Y así es y debe ser: El General Tomás Ángeles Dauahare pasó a situación de retiro el 1 de marzo de 2008, al cumplir la edad límite de conformidad con la Ley del Instituto de Seguridad Social para las Fuerzas Armadas Mexicanas. Fungió como subsecretario de la SEDENA, en la actual administración y era cercano al titular de la propia SEDENA, Guillermo Galván Galván y se desempeñó como secretario particular de Enrique Cervantes cuando éste se desempeñó como titular de la SEDENA, entre 1994 y 2000, en el sexenio de Ernesto Zedillo; director del Heroico Colegio Militar y en la administración de Vicente Fox, fue director del Instituto de Seguridad Social de las Fuerzas Armadas. Condujo el Consejo de Guerra contra los generales Francisco Humberto Quiroz Hermosillo, acusado de colaborar con el narcotráfico, particularmente con Amado Carrillo, líder del cártel de Juárez, además de Mario Arturo Acosta Chaparro, quien combatió a las guerrillas de Genaro Vázquez y Lucio Cabañas.
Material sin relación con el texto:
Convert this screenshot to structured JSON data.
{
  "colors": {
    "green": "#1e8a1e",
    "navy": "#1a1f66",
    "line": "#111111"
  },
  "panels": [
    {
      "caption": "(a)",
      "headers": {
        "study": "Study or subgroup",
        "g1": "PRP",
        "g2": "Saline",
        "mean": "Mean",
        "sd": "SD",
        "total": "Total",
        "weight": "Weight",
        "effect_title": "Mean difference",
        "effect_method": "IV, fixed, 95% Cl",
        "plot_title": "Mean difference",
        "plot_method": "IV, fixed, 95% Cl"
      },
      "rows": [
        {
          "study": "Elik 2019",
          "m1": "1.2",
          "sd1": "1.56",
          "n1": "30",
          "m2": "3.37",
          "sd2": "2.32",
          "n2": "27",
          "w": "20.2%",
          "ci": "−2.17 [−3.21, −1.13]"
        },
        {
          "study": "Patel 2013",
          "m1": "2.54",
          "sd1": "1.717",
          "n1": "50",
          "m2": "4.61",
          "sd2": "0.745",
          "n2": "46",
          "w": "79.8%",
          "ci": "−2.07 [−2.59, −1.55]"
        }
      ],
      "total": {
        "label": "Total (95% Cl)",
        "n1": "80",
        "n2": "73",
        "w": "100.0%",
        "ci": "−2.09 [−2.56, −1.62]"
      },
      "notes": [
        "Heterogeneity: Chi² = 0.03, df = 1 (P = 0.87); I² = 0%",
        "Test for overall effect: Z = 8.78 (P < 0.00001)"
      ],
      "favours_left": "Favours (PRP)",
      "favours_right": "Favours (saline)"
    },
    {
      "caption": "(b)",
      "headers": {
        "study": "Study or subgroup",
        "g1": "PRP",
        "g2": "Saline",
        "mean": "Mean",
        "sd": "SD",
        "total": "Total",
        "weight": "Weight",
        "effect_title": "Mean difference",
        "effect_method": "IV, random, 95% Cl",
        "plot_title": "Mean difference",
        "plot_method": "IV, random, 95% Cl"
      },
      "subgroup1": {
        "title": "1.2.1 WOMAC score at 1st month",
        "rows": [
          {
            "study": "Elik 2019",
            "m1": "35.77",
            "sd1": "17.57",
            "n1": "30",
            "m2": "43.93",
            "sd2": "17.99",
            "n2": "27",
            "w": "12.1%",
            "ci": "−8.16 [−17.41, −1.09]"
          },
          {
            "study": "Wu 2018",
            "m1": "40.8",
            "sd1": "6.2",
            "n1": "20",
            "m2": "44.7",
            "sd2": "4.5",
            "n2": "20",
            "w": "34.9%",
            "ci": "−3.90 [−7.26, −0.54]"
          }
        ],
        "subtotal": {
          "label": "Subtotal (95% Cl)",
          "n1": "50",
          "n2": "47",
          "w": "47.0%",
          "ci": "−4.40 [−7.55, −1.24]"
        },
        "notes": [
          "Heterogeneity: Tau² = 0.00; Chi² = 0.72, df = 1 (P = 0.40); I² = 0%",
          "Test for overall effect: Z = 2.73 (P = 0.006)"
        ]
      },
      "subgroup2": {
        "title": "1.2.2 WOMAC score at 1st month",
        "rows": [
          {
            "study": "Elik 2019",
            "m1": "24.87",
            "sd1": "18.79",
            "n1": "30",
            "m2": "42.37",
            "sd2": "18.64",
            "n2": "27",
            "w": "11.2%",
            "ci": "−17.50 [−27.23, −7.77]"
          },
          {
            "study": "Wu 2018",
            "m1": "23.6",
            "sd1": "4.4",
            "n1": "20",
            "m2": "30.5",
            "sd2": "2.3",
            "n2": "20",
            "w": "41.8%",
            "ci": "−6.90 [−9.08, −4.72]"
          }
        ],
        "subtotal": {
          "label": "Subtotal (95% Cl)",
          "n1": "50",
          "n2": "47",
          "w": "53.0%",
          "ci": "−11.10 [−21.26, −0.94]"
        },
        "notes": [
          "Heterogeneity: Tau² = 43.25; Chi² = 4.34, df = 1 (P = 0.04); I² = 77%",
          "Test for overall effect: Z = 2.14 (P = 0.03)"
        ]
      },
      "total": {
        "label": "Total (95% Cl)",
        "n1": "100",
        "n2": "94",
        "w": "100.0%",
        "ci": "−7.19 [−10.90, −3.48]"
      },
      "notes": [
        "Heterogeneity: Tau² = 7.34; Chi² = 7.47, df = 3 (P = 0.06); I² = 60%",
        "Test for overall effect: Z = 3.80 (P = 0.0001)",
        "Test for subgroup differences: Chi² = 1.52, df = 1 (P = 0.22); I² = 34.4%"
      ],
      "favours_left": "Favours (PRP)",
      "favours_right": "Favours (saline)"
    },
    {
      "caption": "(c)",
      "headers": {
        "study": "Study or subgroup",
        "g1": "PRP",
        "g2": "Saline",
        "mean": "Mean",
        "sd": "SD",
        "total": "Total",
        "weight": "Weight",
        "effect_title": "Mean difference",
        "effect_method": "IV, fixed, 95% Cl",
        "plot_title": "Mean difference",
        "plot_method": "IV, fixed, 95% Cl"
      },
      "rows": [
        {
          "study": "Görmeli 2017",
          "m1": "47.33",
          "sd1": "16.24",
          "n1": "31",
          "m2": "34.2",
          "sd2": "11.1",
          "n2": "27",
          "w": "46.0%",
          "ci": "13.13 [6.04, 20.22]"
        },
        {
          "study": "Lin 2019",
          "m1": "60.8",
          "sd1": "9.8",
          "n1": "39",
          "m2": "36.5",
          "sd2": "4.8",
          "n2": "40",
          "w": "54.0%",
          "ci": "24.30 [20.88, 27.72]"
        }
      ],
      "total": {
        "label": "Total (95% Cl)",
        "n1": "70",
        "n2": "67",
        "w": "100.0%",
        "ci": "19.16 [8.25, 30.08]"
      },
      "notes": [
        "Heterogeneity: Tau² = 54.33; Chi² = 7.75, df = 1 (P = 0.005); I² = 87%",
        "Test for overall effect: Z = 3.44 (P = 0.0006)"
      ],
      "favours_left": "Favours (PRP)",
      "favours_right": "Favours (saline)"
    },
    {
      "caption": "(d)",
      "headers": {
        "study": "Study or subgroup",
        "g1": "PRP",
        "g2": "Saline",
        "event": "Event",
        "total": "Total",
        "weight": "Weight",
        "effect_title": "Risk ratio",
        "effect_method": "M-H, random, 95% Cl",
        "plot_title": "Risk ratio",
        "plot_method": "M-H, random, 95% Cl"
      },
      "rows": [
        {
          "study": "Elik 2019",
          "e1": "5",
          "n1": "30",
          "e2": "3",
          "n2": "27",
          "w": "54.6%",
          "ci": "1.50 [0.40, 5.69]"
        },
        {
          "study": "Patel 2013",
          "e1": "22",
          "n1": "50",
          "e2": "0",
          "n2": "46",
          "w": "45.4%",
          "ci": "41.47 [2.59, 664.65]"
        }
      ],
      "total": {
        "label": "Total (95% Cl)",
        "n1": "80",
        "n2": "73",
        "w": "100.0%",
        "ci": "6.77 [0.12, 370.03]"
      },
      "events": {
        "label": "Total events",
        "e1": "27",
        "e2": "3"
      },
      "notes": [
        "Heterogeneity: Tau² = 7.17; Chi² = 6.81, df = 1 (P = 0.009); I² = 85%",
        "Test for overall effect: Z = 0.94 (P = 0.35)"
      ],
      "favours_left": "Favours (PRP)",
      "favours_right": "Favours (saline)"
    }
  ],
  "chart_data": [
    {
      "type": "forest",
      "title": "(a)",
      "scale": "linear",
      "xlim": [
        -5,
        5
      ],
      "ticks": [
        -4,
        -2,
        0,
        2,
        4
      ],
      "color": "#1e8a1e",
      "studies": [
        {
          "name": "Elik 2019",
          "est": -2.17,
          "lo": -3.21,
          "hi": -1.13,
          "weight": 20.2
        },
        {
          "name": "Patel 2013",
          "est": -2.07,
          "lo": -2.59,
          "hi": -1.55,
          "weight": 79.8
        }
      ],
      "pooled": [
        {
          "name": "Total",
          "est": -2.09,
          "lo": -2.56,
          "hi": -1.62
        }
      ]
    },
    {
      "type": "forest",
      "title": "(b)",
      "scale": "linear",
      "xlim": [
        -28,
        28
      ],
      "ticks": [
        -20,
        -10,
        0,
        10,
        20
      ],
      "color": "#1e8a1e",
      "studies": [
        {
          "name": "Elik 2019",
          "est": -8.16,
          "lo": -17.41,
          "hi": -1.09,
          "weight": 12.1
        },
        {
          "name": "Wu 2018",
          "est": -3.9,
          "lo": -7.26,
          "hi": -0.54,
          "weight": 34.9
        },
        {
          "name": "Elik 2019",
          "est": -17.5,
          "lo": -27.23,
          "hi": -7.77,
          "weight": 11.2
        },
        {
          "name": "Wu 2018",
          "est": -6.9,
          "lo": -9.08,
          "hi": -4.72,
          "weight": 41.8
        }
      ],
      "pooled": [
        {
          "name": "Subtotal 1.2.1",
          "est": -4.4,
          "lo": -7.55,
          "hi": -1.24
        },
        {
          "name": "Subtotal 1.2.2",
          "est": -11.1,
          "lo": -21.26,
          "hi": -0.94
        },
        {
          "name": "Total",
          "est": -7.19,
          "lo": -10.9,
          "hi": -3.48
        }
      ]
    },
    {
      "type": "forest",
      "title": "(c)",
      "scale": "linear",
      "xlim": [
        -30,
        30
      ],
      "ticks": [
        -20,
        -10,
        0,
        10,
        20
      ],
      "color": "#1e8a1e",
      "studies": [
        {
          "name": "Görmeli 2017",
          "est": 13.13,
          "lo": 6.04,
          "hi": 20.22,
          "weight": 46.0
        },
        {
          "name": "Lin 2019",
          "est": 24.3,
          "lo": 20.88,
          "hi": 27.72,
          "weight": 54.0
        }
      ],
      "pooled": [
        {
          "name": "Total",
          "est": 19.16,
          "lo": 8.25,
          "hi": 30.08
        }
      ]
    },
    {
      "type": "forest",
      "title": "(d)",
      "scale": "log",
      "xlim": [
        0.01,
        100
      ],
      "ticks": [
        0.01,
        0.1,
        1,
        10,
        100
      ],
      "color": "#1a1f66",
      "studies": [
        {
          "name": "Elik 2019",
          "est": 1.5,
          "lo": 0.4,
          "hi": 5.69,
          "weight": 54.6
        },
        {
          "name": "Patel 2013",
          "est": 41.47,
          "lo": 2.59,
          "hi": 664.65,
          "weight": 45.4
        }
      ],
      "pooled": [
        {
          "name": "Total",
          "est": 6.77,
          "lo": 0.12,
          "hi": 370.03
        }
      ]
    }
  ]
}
Ambos generales – ya fallecidos – fueron exonerados.
El general Roberto Dawe González, general de Brigada del Estado Mayor, está acusado de presuntos nexos con la delincuencia organizada durante la administración de Arturo Chávez Chávez, quien estuvo al frente de la PGR, del 24 de septiembre de 2009 al 31 de marzo del 2011.
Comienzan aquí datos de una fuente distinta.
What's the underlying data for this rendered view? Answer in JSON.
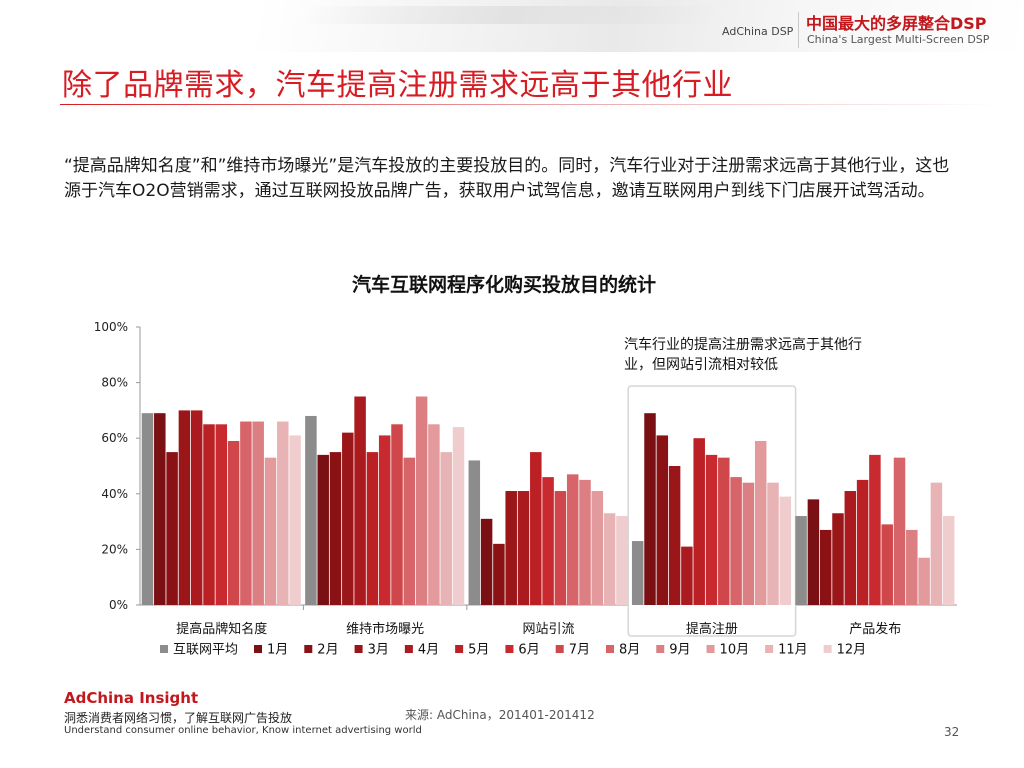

Si bien es cierto SE TRATA DE PERSONAS Y NO DEL INSTITUTO ARMADO, ES REALMENTE GRAVE QUE LA CAPACIDAD DE CORRUPCIÓN DEL NARCOTRÁFICO HAYA LLEGADO HASTA ESOS NIVELES. Y ES UNA MESTRA DEL GRAVE ERROR DE INVOLUCRAR AL EJÉRCITO EN LA LUCHA COBNTRA LA DELINCUENCIA ORGANIZADA.
Por otro lado debe recordarse que ya varios mandos superiores del Ejército Nacional, han sido detenidos y procesados y debe traerse a la memoria el Zar Antidrogas – el general Rebollo – quien fue detenido, procesado y sentenciado. Deshonró al instituto armado y la confianza del presidente de la República.
Ahora, ante esta ruptura de la capacidad de asombro, se puede preguntar … ¿Si el narcotráfico, si la delincuencia organizada, tuvo la audacia de llegar a esos niveles, a qué costo sería, cuántos más y hasta dónde ha llegado? ¿De ser positivas esas respuestas y existir nombres y rostros, qué difícil es tener más espacios altísimos infiltrados?
Si ya existen sacerdotes, dignatarios y hasta cardenales corruptos – los que recibieron y reciben las limosnas y regalos de los cabezas de la delincuencia organizada -, mandos militares y políticos corruptos, ahora, ¿en quién confiar?